At such velocities a 1-mm metal (0.04 inch) particles strikes with the strength of a 22-caliber rifle bullet, while a pea-sized screw collides like a 180 kg (400-lb) safe falling at 100 km/h (60 mph). While objects larger than 10 cm (4 inches) can be tracked and manoeuvred around if needed, smaller items cannot be reliably detected – instead they have to be engineered for.
In an isolated hangar in NASA’s White Sands centre in New Mexico, gas guns fire 0.25 to 22 mm (0.01 to to 0.9 inch)diameter aluminium projectiles to speeds approaching 7 km per second (16,000 miles per hour). Officially known as the Hypervelocity Impact Test Facility (HIT-F), its purpose is to simulate orbital collisions, and test spacecraft materials to destruction.
The destructive potential of space debris is spelled out in kinetic energy equation E=1/2 mv^2, where ‘E’ stands for energy, ‘m’ for mass and ‘v’ for velocity. What the equation shows is that energy increases with the square of the speed – so an object moving three times faster than another object of equal size will possess nine times more kinetic energy.

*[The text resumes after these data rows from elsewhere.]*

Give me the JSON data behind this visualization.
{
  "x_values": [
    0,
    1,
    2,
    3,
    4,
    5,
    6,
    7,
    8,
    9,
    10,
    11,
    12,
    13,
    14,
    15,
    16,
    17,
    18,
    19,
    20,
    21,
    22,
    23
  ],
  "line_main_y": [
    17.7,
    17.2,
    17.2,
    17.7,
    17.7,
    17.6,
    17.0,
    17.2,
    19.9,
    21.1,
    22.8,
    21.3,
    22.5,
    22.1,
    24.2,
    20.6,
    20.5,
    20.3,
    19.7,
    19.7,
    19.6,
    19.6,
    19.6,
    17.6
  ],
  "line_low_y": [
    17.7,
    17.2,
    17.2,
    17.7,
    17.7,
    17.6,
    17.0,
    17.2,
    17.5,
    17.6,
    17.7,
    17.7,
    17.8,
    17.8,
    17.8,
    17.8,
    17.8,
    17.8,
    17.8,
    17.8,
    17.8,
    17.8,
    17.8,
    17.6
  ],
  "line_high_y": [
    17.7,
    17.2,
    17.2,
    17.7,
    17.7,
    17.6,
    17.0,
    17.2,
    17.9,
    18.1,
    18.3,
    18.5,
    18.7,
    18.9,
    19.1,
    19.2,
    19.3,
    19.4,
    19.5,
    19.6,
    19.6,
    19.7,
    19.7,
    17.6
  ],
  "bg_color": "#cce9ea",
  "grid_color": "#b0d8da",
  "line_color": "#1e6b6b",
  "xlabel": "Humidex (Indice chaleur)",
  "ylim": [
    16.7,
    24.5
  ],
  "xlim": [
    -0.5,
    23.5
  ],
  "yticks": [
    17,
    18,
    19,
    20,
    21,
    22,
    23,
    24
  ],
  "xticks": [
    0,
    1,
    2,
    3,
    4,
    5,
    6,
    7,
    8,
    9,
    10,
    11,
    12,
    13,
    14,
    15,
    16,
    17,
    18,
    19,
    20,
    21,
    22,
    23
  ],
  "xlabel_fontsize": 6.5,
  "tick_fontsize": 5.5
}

Like rockets, the gas guns used at White Sands work on a multi-stage basis. The first stage is a cylinder filled with hydrogen, which is compressed by exploding gunpowder. The hydrogen pressure reaches hundreds of square kilograms (pounds) until a disc at the other end of the cylinder gives way, injecting pressurised hydrogen into a vacuum-pumped second stage. This propels the projectile towards its target at the far end of the barrel. High-speed cameras image the impact at a rate of two million frames per second.